More than 90,000 patients received a DePuy hip implant, manufactured by Johnson & Johnson. The company reportedly knew that these all-metal hip implants would fail within the first five years in nearly 40% of patients. However, they neglected to share that information publicly, according to recently released court documents.
The company became aware of the high failure risk following an internal analysis of the product, completed in 2011 after the hip recall was initiated in 2010. Even as the analysis neared completion, Johnson & Johnson continued to publicly downplay similar results found by a British implant registry, reports The New York Times. This analysis is just one of the hundreds of documents that will soon become public in a series of lawsuits brought by patients who received the ASR device.
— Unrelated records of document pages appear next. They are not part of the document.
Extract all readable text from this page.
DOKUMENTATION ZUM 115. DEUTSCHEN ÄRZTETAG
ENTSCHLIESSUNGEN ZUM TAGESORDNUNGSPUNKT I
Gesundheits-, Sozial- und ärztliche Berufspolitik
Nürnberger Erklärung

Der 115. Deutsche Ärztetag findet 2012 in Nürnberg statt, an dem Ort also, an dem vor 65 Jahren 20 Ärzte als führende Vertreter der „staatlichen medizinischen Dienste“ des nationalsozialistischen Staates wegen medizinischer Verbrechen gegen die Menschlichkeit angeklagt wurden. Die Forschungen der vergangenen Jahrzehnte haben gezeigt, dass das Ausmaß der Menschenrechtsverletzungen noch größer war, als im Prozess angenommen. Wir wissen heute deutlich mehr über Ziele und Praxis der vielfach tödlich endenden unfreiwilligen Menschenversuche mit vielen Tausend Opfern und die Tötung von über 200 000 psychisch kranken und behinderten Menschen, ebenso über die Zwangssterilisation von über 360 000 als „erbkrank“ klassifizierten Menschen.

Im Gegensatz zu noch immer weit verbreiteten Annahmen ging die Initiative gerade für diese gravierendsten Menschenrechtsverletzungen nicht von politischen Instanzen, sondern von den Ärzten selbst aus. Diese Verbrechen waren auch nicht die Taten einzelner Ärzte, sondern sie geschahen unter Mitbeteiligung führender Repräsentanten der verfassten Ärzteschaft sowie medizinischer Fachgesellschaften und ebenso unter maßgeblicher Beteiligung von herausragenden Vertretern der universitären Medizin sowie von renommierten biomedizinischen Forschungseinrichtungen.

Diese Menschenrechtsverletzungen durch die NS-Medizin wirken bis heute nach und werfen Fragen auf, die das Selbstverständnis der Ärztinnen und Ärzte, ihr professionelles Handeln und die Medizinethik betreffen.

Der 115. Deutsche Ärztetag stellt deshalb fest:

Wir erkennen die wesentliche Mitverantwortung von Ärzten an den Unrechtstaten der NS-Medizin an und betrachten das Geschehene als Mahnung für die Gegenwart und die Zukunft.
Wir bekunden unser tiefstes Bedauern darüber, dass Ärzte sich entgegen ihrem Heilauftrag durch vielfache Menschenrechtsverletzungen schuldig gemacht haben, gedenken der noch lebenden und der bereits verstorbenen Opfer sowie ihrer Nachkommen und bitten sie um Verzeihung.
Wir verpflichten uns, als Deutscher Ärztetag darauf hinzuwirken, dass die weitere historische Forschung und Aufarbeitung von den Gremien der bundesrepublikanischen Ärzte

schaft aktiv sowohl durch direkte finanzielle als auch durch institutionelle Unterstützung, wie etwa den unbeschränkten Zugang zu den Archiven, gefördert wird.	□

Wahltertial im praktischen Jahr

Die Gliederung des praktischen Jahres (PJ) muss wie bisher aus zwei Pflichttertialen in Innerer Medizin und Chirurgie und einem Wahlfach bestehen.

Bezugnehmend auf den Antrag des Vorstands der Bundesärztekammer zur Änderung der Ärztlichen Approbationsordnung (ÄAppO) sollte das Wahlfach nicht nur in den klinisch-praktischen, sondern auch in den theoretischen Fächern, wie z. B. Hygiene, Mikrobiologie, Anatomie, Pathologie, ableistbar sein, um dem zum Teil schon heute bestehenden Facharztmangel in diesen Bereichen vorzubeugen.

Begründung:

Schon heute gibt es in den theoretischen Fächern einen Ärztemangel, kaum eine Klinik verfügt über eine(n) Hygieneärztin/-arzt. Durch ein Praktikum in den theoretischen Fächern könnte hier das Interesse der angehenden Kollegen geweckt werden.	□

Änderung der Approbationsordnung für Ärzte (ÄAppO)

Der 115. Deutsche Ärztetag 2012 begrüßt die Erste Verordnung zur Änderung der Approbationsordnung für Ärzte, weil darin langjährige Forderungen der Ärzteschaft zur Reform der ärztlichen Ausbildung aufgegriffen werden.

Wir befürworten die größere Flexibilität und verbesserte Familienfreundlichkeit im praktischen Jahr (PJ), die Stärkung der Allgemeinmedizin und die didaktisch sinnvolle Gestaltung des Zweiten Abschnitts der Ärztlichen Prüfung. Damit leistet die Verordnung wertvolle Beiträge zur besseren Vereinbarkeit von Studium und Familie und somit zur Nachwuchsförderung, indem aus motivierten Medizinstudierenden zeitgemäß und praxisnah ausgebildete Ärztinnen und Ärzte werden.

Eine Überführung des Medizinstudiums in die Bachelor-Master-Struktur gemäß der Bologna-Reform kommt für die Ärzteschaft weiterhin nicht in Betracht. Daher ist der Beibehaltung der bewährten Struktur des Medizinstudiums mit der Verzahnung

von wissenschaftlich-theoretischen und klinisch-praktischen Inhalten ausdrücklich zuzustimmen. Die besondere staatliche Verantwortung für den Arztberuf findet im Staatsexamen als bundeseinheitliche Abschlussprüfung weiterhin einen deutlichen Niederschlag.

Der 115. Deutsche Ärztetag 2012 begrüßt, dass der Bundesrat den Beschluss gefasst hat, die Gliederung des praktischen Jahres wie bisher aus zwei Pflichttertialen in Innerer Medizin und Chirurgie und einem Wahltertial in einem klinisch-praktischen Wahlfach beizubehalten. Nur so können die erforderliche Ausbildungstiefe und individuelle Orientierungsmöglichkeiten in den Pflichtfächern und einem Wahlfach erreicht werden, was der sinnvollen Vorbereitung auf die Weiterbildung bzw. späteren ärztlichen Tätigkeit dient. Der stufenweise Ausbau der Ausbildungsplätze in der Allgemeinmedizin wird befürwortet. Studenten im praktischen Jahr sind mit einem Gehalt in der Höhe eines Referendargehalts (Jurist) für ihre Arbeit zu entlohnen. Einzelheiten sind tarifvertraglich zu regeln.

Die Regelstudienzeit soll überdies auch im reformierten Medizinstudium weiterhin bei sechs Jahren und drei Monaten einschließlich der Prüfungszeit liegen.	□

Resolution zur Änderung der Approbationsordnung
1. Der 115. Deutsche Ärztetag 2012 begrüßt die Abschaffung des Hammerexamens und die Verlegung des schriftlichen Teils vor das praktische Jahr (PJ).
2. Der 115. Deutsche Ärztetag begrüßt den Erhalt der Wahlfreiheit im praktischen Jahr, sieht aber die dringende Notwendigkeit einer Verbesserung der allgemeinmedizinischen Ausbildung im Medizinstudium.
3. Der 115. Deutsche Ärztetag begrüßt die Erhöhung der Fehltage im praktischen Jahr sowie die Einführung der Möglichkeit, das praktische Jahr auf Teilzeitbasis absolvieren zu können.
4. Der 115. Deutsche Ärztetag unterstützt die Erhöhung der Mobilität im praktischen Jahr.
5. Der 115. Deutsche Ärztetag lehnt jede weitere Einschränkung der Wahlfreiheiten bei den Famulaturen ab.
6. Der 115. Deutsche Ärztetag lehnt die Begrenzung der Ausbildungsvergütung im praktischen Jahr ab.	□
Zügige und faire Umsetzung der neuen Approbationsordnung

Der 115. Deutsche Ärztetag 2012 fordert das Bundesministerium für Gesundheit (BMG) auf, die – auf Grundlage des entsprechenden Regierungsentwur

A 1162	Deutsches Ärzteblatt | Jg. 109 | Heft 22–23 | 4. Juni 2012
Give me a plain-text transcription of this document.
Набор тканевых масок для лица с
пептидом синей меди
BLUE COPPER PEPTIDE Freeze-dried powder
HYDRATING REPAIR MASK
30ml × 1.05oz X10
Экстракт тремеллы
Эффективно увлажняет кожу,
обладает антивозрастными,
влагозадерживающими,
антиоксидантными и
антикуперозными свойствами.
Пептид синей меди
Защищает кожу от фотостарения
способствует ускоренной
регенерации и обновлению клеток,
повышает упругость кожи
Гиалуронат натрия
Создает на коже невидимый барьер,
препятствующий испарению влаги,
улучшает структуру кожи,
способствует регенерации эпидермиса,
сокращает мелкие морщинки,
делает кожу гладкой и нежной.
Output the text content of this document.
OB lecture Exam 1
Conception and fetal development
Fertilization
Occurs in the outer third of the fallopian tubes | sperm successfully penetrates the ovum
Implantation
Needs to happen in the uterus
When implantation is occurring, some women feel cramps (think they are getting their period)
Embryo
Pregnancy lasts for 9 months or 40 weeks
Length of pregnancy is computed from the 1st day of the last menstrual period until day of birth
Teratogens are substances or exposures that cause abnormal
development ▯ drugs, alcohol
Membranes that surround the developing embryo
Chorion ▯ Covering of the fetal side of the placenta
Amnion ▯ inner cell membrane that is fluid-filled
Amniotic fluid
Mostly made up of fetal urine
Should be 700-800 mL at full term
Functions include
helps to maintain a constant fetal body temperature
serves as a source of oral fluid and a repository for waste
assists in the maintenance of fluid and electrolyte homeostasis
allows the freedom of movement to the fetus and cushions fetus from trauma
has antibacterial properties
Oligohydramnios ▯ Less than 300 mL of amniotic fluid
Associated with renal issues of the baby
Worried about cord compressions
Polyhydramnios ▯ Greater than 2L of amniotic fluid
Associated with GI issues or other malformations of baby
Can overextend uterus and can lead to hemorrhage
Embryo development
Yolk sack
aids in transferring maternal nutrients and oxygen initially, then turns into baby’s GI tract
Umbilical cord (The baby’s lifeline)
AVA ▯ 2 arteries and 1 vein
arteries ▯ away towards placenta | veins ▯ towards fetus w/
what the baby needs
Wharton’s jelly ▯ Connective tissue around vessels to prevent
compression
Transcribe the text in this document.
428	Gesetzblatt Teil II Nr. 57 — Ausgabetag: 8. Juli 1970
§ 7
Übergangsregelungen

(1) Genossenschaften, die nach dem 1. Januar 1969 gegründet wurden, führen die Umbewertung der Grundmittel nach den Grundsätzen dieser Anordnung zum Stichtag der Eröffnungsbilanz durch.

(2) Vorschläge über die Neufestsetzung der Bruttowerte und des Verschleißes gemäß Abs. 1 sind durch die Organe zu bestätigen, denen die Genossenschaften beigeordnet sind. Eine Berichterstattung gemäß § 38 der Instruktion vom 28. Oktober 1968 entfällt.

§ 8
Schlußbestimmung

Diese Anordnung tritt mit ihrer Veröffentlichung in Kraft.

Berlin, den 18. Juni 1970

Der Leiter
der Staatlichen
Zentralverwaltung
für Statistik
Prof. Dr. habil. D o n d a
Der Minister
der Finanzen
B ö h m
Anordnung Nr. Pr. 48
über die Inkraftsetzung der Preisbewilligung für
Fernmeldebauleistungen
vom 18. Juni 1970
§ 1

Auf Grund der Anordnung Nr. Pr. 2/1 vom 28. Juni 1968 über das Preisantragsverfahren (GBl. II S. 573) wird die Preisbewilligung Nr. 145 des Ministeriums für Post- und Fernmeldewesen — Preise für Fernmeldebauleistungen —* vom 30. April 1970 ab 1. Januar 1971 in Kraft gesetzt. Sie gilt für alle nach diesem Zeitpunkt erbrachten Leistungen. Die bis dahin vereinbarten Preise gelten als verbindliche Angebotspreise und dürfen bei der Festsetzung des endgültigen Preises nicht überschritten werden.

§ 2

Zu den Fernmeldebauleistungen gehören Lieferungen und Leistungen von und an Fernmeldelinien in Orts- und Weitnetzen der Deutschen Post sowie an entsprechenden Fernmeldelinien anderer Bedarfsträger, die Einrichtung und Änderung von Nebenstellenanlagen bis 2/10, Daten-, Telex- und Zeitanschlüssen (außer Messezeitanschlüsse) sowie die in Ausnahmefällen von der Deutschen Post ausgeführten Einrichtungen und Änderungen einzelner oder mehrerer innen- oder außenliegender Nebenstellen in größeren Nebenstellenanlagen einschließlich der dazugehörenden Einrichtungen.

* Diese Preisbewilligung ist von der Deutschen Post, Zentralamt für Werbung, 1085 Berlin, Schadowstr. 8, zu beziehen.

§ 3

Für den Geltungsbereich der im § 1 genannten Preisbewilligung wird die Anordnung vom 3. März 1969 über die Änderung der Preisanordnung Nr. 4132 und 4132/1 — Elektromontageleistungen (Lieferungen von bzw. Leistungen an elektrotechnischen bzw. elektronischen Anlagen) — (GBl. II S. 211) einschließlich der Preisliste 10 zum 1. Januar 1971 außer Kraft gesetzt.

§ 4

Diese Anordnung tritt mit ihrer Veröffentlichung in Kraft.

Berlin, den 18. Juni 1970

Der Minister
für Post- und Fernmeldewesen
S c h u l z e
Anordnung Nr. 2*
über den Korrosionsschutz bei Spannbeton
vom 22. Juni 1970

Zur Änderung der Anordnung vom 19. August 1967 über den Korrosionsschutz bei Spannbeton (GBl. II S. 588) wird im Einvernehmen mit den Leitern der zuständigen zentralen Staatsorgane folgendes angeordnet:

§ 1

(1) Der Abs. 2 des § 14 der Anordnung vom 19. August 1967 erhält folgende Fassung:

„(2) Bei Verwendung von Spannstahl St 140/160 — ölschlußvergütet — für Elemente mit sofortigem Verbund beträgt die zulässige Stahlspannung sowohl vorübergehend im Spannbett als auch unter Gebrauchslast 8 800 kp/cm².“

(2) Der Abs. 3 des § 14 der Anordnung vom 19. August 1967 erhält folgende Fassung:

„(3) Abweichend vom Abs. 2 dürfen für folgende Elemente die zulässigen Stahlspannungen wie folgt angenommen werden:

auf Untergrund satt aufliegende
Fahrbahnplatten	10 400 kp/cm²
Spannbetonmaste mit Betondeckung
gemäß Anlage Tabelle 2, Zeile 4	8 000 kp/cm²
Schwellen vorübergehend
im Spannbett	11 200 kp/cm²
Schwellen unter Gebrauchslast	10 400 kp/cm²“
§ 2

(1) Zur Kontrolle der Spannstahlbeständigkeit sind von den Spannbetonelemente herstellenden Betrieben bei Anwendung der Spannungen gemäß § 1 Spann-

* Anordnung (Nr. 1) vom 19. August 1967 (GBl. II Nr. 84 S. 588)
The hip implant at the center of the controversy consists of a metal cup and ball. Surgeons stopped using the device in 2010 after discovering that repeated grinding of the components within the patient’s body released metal debris, damaging tissues and bones. According to The New York Times, these particular metal-on-metal hip implants failed at three times the rate of other artificial hips. When first released, Johnson & Johnson and DePuy Orthopaedics insisted that the failure rate was 12-13%, even though their own data showed a failure rate of up to 40%.
More than 10,000 patients have filed lawsuits following the failure of their DePuy hip replacement, according to Attorney Lindsay Rakers, writing for The Legal Examiner. Although the ASR is no longer being used in the United States, these lawsuits remind us of the risks inherent with any joint replacement surgery. Last year, an Oxford University study found insufficient data on the long-term effectiveness and reliability of knee replacements. The same research team also found that many patients who underwent knee replacement surgery were young or had mild symptoms, and may not have actually needed the surgery.